Under federal law, firearms dealers must obtain federal licenses and keep records of their weapons transactions, but there’s virtually no federal regulation of ammunition suppliers or sales — though there was before 1986. Adults who want to stockpile large amounts of ammo can buy it from dozens of websites that specialize in bulk sales, often at low prices. Some sites hawk magazines that fire up to 100 rounds without reloading, which critics argue have been tied to deadly mass shootings and should be outlawed.

Some of the online sellers list no names of their owners, give only post office boxes as their addresses and ship merchandise to customers using overnight couriers. Buyers can access a special search engine to compare inventory and prices at more than 30 dealers.

Nima Samadi, who follows the $3 billion-a-year small arms industry for the market research firm IBISWorld, said online ammo sales had been gaining in popularity “due to convenience and lower prices consumers can get by buying in bulk online.”

The 1986 Firearm Owners’ Protection Act made retail interstate shipments of ammunition legal. The law allowed ammunition to be shipped to individuals through the mail and eliminated prior record-keeping requirements.

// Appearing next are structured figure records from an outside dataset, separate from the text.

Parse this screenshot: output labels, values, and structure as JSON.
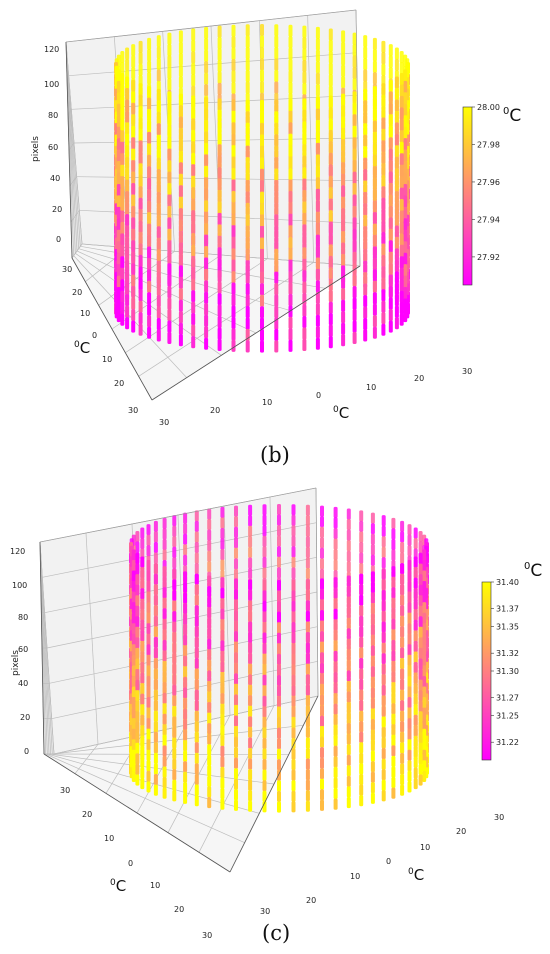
{
  "chart_data": [
    {
      "panel": "(b)",
      "type": "scatter3d",
      "description_of_marks": "vertical columns of points arranged on a cylinder, colored by temperature",
      "axes": {
        "z_label": "pixels",
        "z_ticks": [
          "0",
          "20",
          "40",
          "60",
          "80",
          "100",
          "120"
        ],
        "x_label": "0C",
        "x_ticks": [
          "30",
          "20",
          "10",
          "0",
          "10",
          "20",
          "30"
        ],
        "y_label": "0C",
        "y_ticks": [
          "30",
          "20",
          "10",
          "0",
          "10",
          "20",
          "30"
        ]
      },
      "colorbar": {
        "label": "0C",
        "min": 27.905,
        "max": 28.0,
        "ticks": [
          "28.00",
          "27.98",
          "27.96",
          "27.94",
          "27.92"
        ],
        "colormap": [
          "#ff00ff",
          "#ffff00"
        ]
      },
      "columns": 64,
      "radius": 25,
      "height": 110,
      "temperature_pattern": "top warmer (yellow), bottom cooler (magenta)"
    },
    {
      "panel": "(c)",
      "type": "scatter3d",
      "description_of_marks": "vertical columns of points arranged on a cylinder, colored by temperature",
      "axes": {
        "z_label": "pixels",
        "z_ticks": [
          "0",
          "20",
          "40",
          "60",
          "80",
          "100",
          "120"
        ],
        "x_label": "0C",
        "x_ticks": [
          "30",
          "20",
          "10",
          "0",
          "10",
          "20",
          "30"
        ],
        "y_label": "0C",
        "y_ticks": [
          "30",
          "20",
          "10",
          "0",
          "10",
          "20",
          "30"
        ]
      },
      "colorbar": {
        "label": "0C",
        "min": 31.2,
        "max": 31.4,
        "ticks": [
          "31.40",
          "31.37",
          "31.35",
          "31.32",
          "31.30",
          "31.27",
          "31.25",
          "31.22"
        ],
        "colormap": [
          "#ff00ff",
          "#ffff00"
        ]
      },
      "columns": 64,
      "radius": 25,
      "height": 110,
      "temperature_pattern": "top cooler (magenta), bottom warmer (yellow)"
    }
  ],
  "captions": {
    "b": "(b)",
    "c": "(c)"
  }
}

When gun control advocates proposed restricting online ammo sales last summer, the National Rifle Association noted on its website that officials of the federal Bureau of Alcohol, Tobacco, Firearms and Explosives had concluded by the 1980s that licensing ammo dealers for nearly two decades had provided “no substantial law enforcement value” in keeping bullets out of the wrong hands. Officials supported loosening regulation at that time. ATF spokesman Mike Campbell said in an interview that the agency no longer commented on pending legislation.

Some gun control advocates in Congress hope that public outrage over the massacre last month in Newtown, Conn., in which 20 elementary school children and six school employees were killed, will prompt a closer look at these businesses.

Earlier this month, U.S. Rep. Carolyn McCarthy, D-N.Y., refiled a bill from last summer that would end online and mail-order sales by requiring that ammunition transactions take place “face to face.”

The bill also would license ammo dealers and require them to report purchases of 1,000 rounds or more, which McCarthy has said would bring ammunition sales “out of the shadows and into the light, where criminals can’t hide and responsible dealers can act as a line of defense against the planning and stockpiling of a potential mass killer.”

In a separate action, Sen. Richard Blumenthal, D-Conn., said last week that he’d push for instant background checks to prevent ammo from being sold to felons, the mentally ill and others who are prohibited from buying firearms. In a prepared statement, Blumenthal called ammunition sales “the black hole in gun violence prevention.”